Tuesday, July 28, 2009

Adieu, Plancher des Vaches!

I am not sure exactly if it is because his last movie was about Parisian gardens in autumn, but, the feeling I always get from Otar Iosseliani's films is the serenity, humidity and melancholy of that season. It is the autumn for the director, as it is the passing of the French cinema as we know, as something has been happening in Paris, without only the French realizing. That must be the root of this feeling, it has to be.


The 1999 movie, Adieu, Plancher des Vaches, shown in english as Farewell Home Sweet Home, tells the story of people from different places within the society, well, maybe instead of the word story, it is better to use just being, since it is an Iosseliani film; and the lives that are loosely linked, even within a family. It can not be said that the film has one center, however, on the side very close to the focus point, there is the son of a wealthy family, which will only be mentioned as the son, who, for the reasons best known to himself, works in a restaurant as a dish washer and spends his days with outsiders on the streets; when he is fired from the restaurant, he will find another job like that, and another, and another, all just to earn a little bit of money that will lead to wine. When he goes out of his palace-like suburban house in the mornings, he changes his clothes from a suit to jeans and casual shirt. He definitely rejects to be part of a society where money, business and all the boredom are the ultimate purpose. One day, he becomes part of a petty crime and is sent to prison; when he goes out, about one and a half years later, he is to find many things changed.

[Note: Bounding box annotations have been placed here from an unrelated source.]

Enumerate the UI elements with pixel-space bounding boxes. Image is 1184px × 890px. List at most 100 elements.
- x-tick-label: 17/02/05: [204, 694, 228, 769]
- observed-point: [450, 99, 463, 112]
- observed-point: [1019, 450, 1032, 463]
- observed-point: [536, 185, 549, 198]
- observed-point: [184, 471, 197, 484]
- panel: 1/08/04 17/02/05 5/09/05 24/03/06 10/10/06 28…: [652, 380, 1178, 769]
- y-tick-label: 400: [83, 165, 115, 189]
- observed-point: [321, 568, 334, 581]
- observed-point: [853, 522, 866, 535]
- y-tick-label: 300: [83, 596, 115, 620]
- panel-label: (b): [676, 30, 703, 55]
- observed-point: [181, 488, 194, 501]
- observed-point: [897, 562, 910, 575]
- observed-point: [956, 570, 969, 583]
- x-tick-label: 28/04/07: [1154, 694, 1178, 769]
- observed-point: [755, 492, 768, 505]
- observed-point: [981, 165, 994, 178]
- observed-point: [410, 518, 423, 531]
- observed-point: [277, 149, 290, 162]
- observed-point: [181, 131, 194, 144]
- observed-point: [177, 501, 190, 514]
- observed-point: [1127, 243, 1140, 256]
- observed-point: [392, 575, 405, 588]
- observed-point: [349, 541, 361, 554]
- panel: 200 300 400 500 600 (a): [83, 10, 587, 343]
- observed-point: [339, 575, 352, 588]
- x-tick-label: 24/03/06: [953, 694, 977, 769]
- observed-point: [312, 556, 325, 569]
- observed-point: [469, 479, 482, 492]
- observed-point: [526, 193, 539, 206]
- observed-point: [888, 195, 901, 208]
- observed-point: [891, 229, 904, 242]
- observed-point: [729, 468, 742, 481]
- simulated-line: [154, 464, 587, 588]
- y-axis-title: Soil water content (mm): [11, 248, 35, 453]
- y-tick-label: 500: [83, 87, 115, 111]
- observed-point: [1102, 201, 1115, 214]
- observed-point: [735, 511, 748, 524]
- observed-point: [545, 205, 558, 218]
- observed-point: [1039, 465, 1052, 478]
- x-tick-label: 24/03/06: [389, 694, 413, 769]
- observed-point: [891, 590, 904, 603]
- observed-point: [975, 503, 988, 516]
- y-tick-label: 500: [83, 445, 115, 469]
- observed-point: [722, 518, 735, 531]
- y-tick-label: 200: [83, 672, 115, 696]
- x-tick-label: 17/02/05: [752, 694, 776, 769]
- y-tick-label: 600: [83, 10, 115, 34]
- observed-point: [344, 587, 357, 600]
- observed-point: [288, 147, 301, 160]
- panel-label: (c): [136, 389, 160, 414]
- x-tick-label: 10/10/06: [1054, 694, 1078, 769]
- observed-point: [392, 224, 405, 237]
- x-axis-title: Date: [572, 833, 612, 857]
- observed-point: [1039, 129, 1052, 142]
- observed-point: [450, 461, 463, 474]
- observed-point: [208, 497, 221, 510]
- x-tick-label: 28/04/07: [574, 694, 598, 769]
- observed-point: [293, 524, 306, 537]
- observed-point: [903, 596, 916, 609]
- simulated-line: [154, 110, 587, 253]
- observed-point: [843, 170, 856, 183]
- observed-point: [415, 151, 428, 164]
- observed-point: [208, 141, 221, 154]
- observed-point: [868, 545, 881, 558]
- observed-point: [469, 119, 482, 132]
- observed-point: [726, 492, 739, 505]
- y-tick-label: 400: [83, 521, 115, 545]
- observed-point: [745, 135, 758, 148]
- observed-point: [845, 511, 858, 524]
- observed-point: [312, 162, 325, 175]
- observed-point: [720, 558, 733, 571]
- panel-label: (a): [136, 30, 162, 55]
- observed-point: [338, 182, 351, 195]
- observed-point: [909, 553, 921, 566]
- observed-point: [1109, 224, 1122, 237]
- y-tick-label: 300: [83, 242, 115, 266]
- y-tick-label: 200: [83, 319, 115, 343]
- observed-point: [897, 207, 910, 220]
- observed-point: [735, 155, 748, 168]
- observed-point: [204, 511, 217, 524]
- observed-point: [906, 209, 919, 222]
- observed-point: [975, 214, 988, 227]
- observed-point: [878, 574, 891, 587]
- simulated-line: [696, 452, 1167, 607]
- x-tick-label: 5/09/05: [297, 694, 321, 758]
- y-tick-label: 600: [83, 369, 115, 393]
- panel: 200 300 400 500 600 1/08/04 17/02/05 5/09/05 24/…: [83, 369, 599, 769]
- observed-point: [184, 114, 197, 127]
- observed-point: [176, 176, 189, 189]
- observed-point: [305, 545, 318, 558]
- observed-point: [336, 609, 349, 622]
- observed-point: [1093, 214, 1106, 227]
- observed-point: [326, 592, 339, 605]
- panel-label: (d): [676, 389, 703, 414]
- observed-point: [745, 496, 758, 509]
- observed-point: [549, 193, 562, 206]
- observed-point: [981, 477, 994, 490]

If I were to choose the adjective 'hilarious' for a movie, I would pick this one, though it is not the kind of hilarious in common sense; it is so surprising and so natural that you can not help but laugh. I realized at the end of the movie that even when I was not laughing, I watched the whole other parts of the movie with a smiling face. It is the usual Iosseliani world; there is the constant drinking, singing and talking among friends, hatred of work in any routine sense, love for women or men, as long as they are never wives or husbands, the presence of plants and animals among humans, and the lives of outsiders, whether wealthy, or living on the street.


The characters in Adieu, Plancher des Vaches! all build a patchwork quilt, it is the contradictions and a different way of holding on to life that attract the audience; and yet, it is also all about kindness, a constant offer of more drinks, more cigarettes, more sharing between the characters. Even still, as I am writing these lines, am smiling.